Being gifted tickets to a holiday play has enabled the ticketholder a chance to participate in the holidays in a way they might not have thought, or had the energy to arrange, she said.

"It's freed them up," Steenland said. "I do know what it's like. We have another four feet of water today...Arranging for repairs, assessing damage, now it feels like its starting all over again."

With the continued damage to houses, displacing thousands of familes, "home" may be completely different as families pack into rentals, move in with family or grapple with repairs.  Steenland, who founded a pediatric nursing facility to care for critically ill children in their homes, said this can be its own trauma for children.
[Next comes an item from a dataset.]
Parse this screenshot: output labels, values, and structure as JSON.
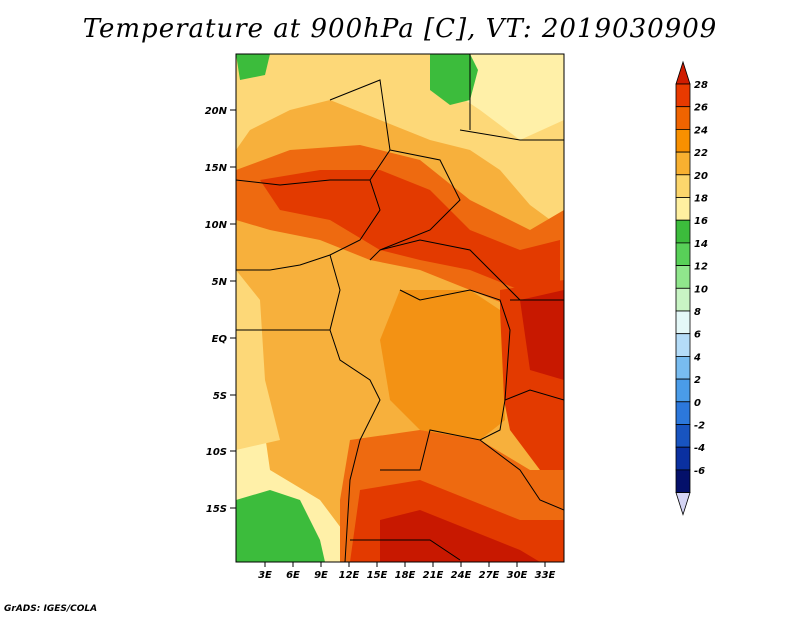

"This is true especially for children, who identify home as their room, their stuff, their toys," Steenland said. 

She took to womens shelters, other shelters, elementary schools and other places in hopes of finding families to invite, so she could share this holiday spirit but also her message about the meaning of home and family.

"The message I want to convey for children, is we all think of home as a structure...When you're with your family it doesn’t matter where you are physically, you are home," she said.

A fellow storm victim, Steenland is hoping the message inspires.

"If somebody from Mantoloking can get this together despite all the struggle in my life, it might inspire someone else to get rid of their depression," she said.